Multi-award-winning IR professional Thomas Kudsk Larsen looks at some of the big trends driving change in investor relations, from the pandemic to the ESG focus and the impact of an increasingly fragmented world
Most companies have now reported their fourth-quarter and full-year 2021 results and many management and IR teams have post-results investor outreach under way. This includes February roadshows and March broker conferences before first-quarter preps kick off in April.
A few trailblazer countries like the UK and Denmark removed most Covid-19 restrictions in January as cases fell, with some others following in February, but others – Hong Kong, for example – have seen a surge in cases. By mid-February, German investors in Frankfurt were still working from their homes, and only about half of US investors have come back to their offices.
The IR job is global – capital markets are global – but while Covid-19 is a worldwide infectious disease, countries have responded individually. As an IRO, you cannot operate the same way as you did in the past. What works in London with some investors won’t work in Germany. The idea of a global, US or European roadshow is irrelevant when rules and reopenings differ by country.
These national responses to the pandemic confirmed a trend that had already been under way for a few years: the world has become less integrated, less global. Governments stockpiled vaccines for domestic use, populations in some countries were offered a second booster vaccine while many people were, and still are, yet to get their first. The UK completed its departure from the EU. Russia invaded Ukraine.
The financial markets, and with them the IR profession, have been major beneficiaries of globalization. It’s made our jobs easier to do, but the trend is now reversing, creating more fragmentation again.
Taking ESG seriously Change was under way before the pandemic hit. And we will eventually put Covid-19 behind us, even if the world is a more volatile place by then. What the pandemic has done, though, is accelerate a number of existing trends, among them ESG, and IR people will also be left with the reality of ESG commitments and cost containment. Despite the challenges, however, ESG remains a big development opportunity to grow the IR curriculum and learn how to help your firm climb the ladder of increasing cyclicality.
During the pandemic, CFOs loved the lower cost of doing business, with travel and activity costs going down in particular. This did not have any material impact on many businesses, so why not keep travel and activities permanently at the new, lower level? It helped many companies keep some level of profitability with lower revenue during the pandemic, and chances are slim that costs will be allowed to grow again as the world reopens.
We must now ask whether, in the past, people really traveled because of business necessity, or because of entitlement or tradition? Several firms have also made commitments to reduce their carbon footprint – and travel is an obvious place to start. IR people need to take ESG seriously, through the company as a whole, but also in the way they conduct their own business.
This again feeds into the new at-least-partly virtual reality.
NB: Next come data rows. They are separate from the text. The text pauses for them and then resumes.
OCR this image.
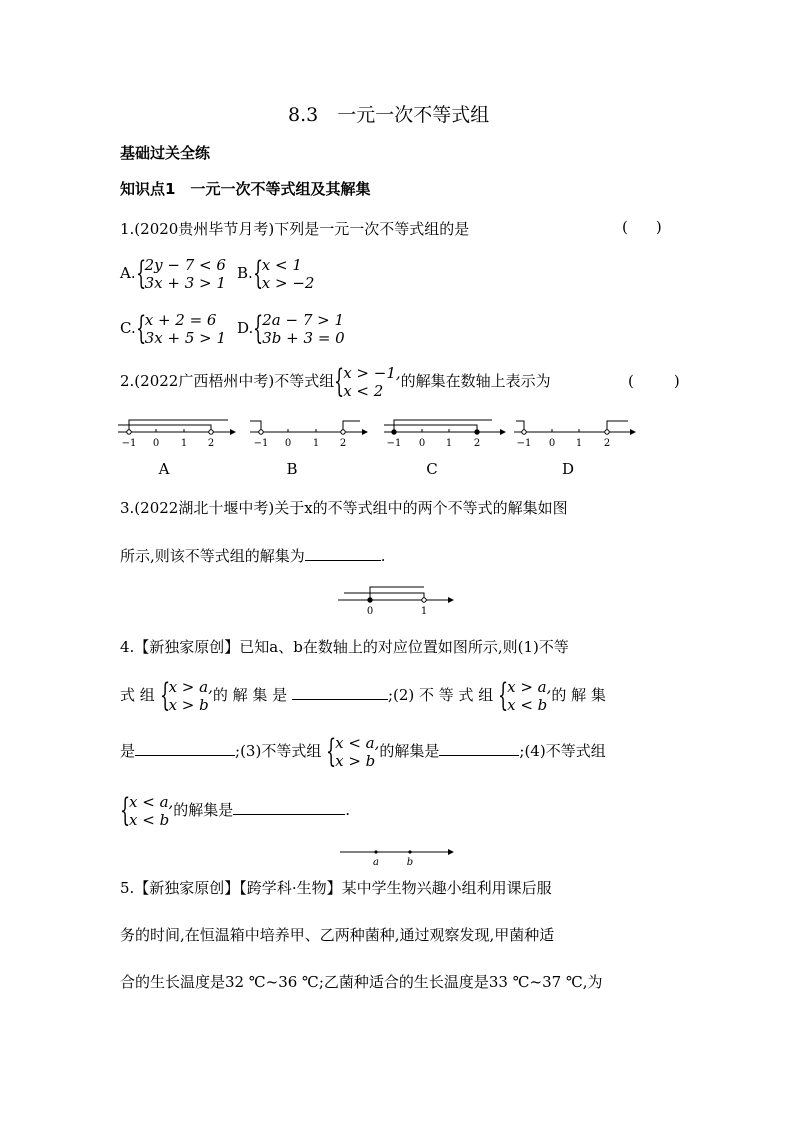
8.3　一元一次不等式组
基础过关全练
知识点1　一元一次不等式组及其解集
1.(2020贵州毕节月考)下列是一元一次不等式组的是	( )
A. {
2y − 7 < 6
3x + 3 > 1
B. {
x < 1
x > −2
C. {
x + 2 = 6
3x + 5 > 1
D. {
2a − 7 > 1
3b + 3 = 0
2.(2022广西梧州中考)不等式组 {
x > −1,
x < 2
的解集在数轴上表示为	(	)
−1 0 1 2
A
−1 0 1 2
B
−1 0 1 2
C
−1 0 1 2
D
3.(2022湖北十堰中考)关于x的不等式组中的两个不等式的解集如图
所示,则该不等式组的解集为	.
0	1
4.【新独家原创】已知a、b在数轴上的对应位置如图所示,则(1)不等
式 组 {
x > a,
x > b
的 解 集 是	;(2) 不 等 式 组 {
x > a,
x < b
的 解 集
是	;(3)不等式组 {
x < a,
x > b
的解集是	;(4)不等式组
{
x < a,
x < b
的解集是	.
a	b
5.【新独家原创】【跨学科·生物】某中学生物兴趣小组利用课后服
务的时间,在恒温箱中培养甲、乙两种菌种,通过观察发现,甲菌种适
合的生长温度是32 ℃~36 ℃;乙菌种适合的生长温度是33 ℃~37 ℃,为
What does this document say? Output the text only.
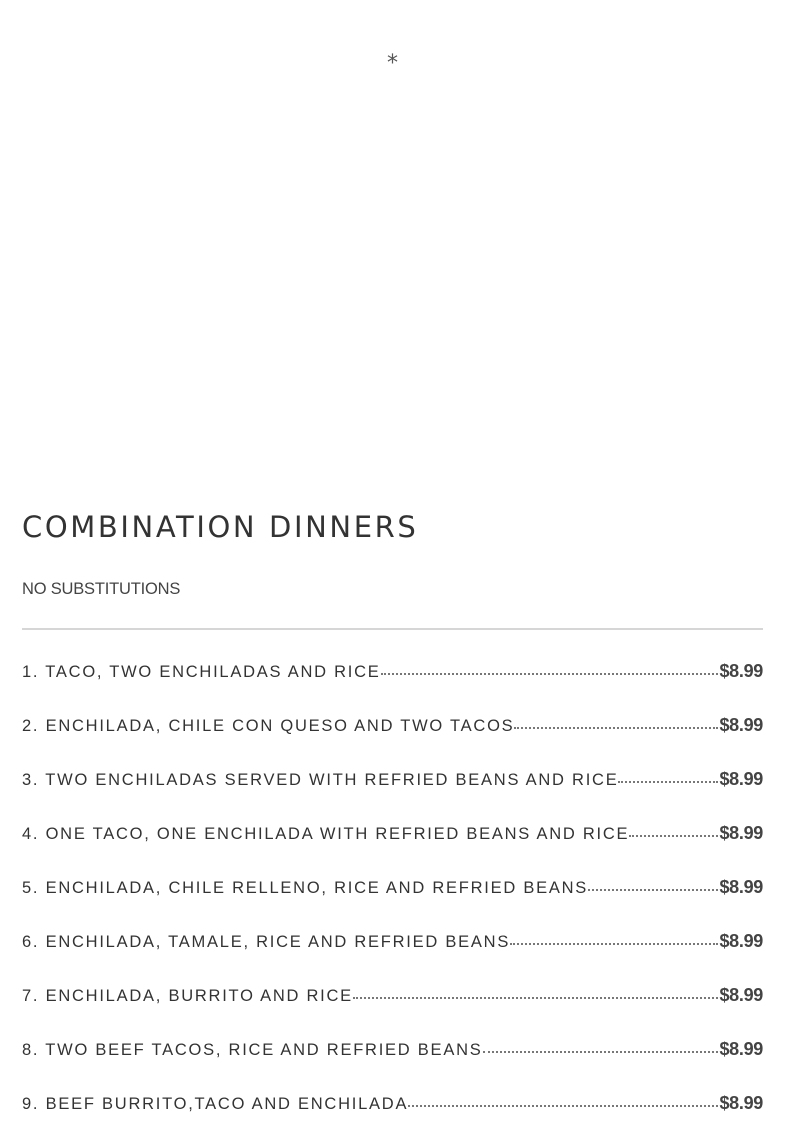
*
COMBINATION DINNERS
NO SUBSTITUTIONS
1. TACO, TWO ENCHILADAS AND RICE	$8.99
2. ENCHILADA, CHILE CON QUESO AND TWO TACOS	$8.99
3. TWO ENCHILADAS SERVED WITH REFRIED BEANS AND RICE	$8.99
4. ONE TACO, ONE ENCHILADA WITH REFRIED BEANS AND RICE	$8.99
5. ENCHILADA, CHILE RELLENO, RICE AND REFRIED BEANS	$8.99
6. ENCHILADA, TAMALE, RICE AND REFRIED BEANS	$8.99
7. ENCHILADA, BURRITO AND RICE	$8.99
8. TWO BEEF TACOS, RICE AND REFRIED BEANS	$8.99
9. BEEF BURRITO,TACO AND ENCHILADA	$8.99
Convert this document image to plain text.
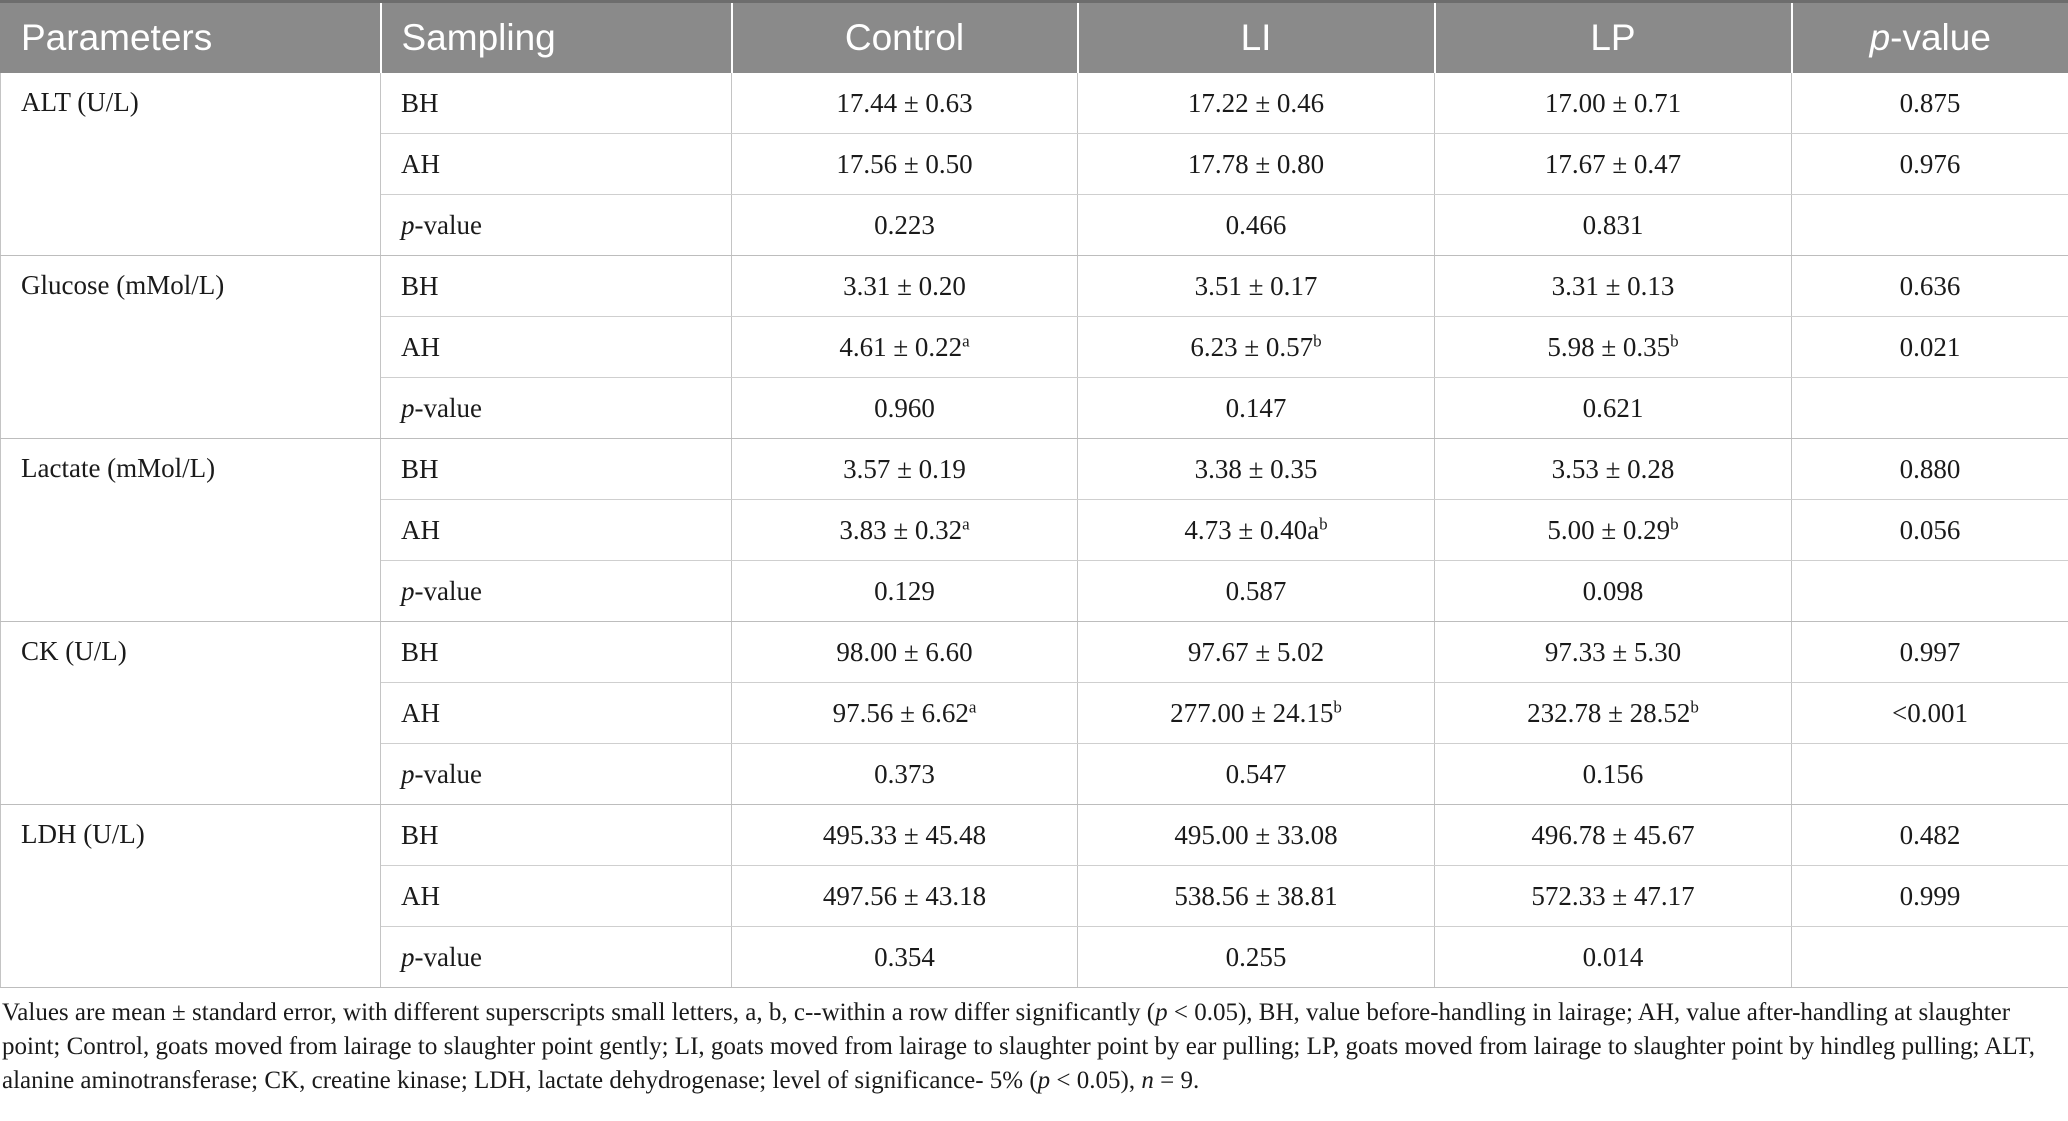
Parameters	Sampling	Control	LI	LP	p-value
ALT (U/L)	BH	17.44 ± 0.63	17.22 ± 0.46	17.00 ± 0.71	0.875
	AH	17.56 ± 0.50	17.78 ± 0.80	17.67 ± 0.47	0.976
	p-value	0.223	0.466	0.831	
Glucose (mMol/L)	BH	3.31 ± 0.20	3.51 ± 0.17	3.31 ± 0.13	0.636
	AH	4.61 ± 0.22$^a$	6.23 ± 0.57$^b$	5.98 ± 0.35$^b$	0.021
	p-value	0.960	0.147	0.621	
Lactate (mMol/L)	BH	3.57 ± 0.19	3.38 ± 0.35	3.53 ± 0.28	0.880
	AH	3.83 ± 0.32$^a$	$4.73 \pm 0.40a^b$	5.00 ± 0.29$^b$	0.056
	p-value	0.129	0.587	0.098	
CK (U/L)	BH	98.00 ± 6.60	97.67 ± 5.02	97.33 ± 5.30	0.997
	AH	97.56 ± 6.62$^a$	277.00 ± 24.15$^b$	232.78 ± 28.52$^b$	<0.001
	p-value	0.373	0.547	0.156	
LDH (U/L)	BH	495.33 ± 45.48	495.00 ± 33.08	496.78 ± 45.67	0.482
	AH	497.56 ± 43.18	538.56 ± 38.81	572.33 ± 47.17	0.999
	p-value	0.354	0.255	0.014	
Values are mean ± standard error, with different superscripts small letters, a, b, c--within a row differ significantly (p < 0.05), BH, value before-handling in lairage; AH, value after-handling at slaughter point; Control, goats moved from lairage to slaughter point gently; LI, goats moved from lairage to slaughter point by ear pulling; LP, goats moved from lairage to slaughter point by hindleg pulling; ALT, alanine aminotransferase; CK, creatine kinase; LDH, lactate dehydrogenase; level of significance- 5% (p < 0.05), n = 9.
March has several broker conferences: Credit Suisse in London is virtual, Barclays in Miami is live and Carnegie in Stockholm has a choice between on-site and virtual.
The brokers that are able to handle events where some participants are there in person and some only virtually will come out stronger from this period; hybrid is also the likely future for IR interactions. If you have the budget and it's possible to batch several activities into a full week in the US, then you go – but not for just one conference in Miami like we used to do.
The value of good IR remains as important as ever What all this change means is that, if anything, good IR is more important than ever. I recently met a contact who joined a new company last year. The company had announced its fourth-quarter, full-year results and provided guidance – a 2022 outlook – at the same time. A year earlier, the company had lost 9 percent on the day of its 2021 outlook and a further 5 percent over the next week of trading.
This new IR person recommended a different approach to providing guidance: scrap revenue and earnings targets in absolute amounts – why would the firm guarantee currency rates? Instead, the new IR person wrote a guidance paragraph for results that moved the company outlook to use constant exchange rates, while describing its critical success factors.
The company is in an investment phase and heading into results, and consensus had higher earnings numbers than what the company’s plans would suggest. But describing the need to continue spending on R&D and sales and marketing to improve the long-term value of the company landed the guidance well with investors and sell-side analysts. Recommendation upgrades followed. A week after the 2022 guidance, the share price was up.
What this shows is that in a world of increasing uncertainty and challenges to how IR is conducted, public companies and their shareholders, potential investors and sell-side analysts need a steady hand in the IR chair to help provide counsel and pilot the company through choppy waters.
The value of good investor relations has increased. It’s in higher demand than ever before. IR is becoming more complex again, with new and forgotten challenges, but that’s good for continued learning, development and the ability to grow in the job. These changes are good for the IR profession, and for people who made IR their career choice.